O levantamento mostra ainda um crescimento expressivo desses eventos ao longo do tempo. Os desastres causados por chuvas aumentaram 320% na atual década, evidenciando uma tendência de agravamento. Entre 2020 e 2023, foram contabilizados 7.539 eventos, número muito superior aos 2.335 registros de toda a década de 1990.

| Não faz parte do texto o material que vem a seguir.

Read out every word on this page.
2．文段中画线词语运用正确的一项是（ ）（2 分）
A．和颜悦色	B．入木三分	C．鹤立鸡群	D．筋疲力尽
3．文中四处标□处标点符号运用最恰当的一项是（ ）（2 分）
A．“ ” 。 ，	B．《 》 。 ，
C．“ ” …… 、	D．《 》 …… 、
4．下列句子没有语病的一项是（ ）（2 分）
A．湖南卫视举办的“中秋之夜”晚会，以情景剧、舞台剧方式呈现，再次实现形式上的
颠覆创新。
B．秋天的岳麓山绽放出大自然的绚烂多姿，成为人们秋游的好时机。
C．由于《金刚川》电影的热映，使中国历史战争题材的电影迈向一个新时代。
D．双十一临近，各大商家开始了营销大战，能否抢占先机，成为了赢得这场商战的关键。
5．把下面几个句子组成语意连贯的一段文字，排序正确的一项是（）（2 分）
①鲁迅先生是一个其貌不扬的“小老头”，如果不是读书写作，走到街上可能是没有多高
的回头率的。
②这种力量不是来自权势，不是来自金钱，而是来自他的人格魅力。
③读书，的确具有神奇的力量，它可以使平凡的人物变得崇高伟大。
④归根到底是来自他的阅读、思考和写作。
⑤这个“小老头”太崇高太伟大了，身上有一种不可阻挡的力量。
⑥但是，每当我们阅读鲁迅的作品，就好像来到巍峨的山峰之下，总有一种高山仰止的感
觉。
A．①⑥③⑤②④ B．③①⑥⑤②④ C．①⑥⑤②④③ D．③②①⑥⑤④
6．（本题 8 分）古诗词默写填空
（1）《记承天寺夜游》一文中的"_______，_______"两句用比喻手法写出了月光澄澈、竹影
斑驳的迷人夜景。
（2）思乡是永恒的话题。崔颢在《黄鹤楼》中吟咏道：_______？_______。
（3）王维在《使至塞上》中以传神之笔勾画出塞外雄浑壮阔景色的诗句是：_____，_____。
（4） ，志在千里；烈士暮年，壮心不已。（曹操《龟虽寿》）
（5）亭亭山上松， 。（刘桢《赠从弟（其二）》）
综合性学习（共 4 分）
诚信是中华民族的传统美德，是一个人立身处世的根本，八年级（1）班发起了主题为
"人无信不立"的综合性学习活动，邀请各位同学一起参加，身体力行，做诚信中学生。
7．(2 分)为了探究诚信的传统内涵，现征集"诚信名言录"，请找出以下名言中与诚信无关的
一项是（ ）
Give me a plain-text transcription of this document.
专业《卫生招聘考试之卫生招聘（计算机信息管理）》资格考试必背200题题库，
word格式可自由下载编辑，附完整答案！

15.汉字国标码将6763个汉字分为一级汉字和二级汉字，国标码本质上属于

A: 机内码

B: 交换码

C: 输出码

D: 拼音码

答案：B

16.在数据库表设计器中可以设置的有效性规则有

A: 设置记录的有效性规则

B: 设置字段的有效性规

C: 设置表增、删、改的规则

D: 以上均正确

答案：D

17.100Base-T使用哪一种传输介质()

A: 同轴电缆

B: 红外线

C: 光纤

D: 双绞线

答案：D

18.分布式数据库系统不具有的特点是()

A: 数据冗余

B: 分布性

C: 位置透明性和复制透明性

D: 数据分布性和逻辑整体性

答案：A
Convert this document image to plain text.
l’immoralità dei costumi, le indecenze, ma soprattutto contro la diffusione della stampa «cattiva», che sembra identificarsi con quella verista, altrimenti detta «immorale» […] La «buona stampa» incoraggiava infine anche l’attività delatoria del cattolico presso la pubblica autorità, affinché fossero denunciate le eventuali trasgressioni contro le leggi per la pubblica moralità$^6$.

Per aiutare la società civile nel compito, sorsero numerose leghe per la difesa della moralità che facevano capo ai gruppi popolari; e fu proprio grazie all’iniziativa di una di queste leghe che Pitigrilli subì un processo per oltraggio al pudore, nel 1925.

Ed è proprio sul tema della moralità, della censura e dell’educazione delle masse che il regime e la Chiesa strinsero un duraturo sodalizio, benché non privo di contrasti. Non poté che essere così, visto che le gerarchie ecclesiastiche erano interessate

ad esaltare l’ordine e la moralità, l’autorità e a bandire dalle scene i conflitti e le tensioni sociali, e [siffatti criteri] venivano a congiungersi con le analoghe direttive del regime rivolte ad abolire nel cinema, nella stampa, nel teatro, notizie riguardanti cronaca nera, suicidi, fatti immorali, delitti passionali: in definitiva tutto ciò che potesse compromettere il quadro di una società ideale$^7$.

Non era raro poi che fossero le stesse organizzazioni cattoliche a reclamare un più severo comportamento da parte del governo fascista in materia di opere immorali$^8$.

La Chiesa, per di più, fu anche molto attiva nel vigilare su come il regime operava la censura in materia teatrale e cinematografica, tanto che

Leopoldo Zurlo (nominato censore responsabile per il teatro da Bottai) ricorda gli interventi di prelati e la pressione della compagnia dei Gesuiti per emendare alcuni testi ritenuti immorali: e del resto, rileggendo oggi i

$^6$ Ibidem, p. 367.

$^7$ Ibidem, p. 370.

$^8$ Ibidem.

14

Os dados fazem parte do relatório ‘Temporadas das Águas: O Desafio Crescente das Chuvas Extremas’, elaborado pela Aliança Brasileira pela Cultura Oceânica, sob coordenação do Programa Maré de Ciência, da Universidade Federal de São Paulo (Unifesp), em parceria com o Ministério da Ciência, Tecnologia e Inovação (MCTI), a UNESCO e a Fundação Grupo Boticário de Proteção à Natureza.
De acordo com o estudo, 83% dos municípios brasileiros já enfrentaram ao menos um desastre associado às chuvas, proporção que mais do que triplicou desde os anos 1990. No total, 91,7 milhões de pessoas foram afetadas por esses eventos entre 1991 e 2023. Os impactos econômicos também são significativos: apenas entre 2020 e 2024, os prejuízos somam R$ 132 bilhões, valor 123 vezes maior do que o registrado na década de 1990.
Para o coordenador do estudo, Ronaldo Christofoletti, professor do Instituto do Mar da Unifesp e membro da Rede de Especialistas em Conservação da Natureza (RECN), o aumento não se restringe ao número de ocorrências. ‘O crescimento não é apenas em frequência, mas também em gravidade. Os eventos estão mais intensos, mais destrutivos e atingem um número cada vez maior de pessoas’, destaca. Segundo ele, a intensificação das chuvas extremas está diretamente relacionada às mudanças climáticas e tende a se agravar nas próximas décadas.
O relatório também aponta alterações significativas no regime de chuvas no país. Conforme projeções do Painel Brasileiro de Mudanças Climáticas (PBMC), até o final do século, as regiões Sul e Sudeste podem registrar aumento de até 30% no volume de chuvas, enquanto as regiões Norte e Nordeste podem enfrentar redução de até 40%.
Além dos prejuízos materiais, os impactos humanos são expressivos. Entre 1991 e 2023, os desastres relacionados às chuvas causaram 4.247 mortes, deixaram 8,7 milhões de pessoas desabrigadas ou desalojadas e provocaram ferimentos ou doenças em cerca de 654 mil brasileiros.
Diante desse cenário, os pesquisadores reforçam a necessidade de ampliar investimentos em prevenção, adaptação e planejamento urbano, além da adoção de Soluções Baseadas na Natureza (SbN), como jardins de chuva, ampliação de áreas verdes e sistemas de drenagem sustentável. Essas medidas são apontadas como fundamentais para reduzir alagamentos, deslizamentos e, principalmente, as perdas humanas associadas aos eventos extremos.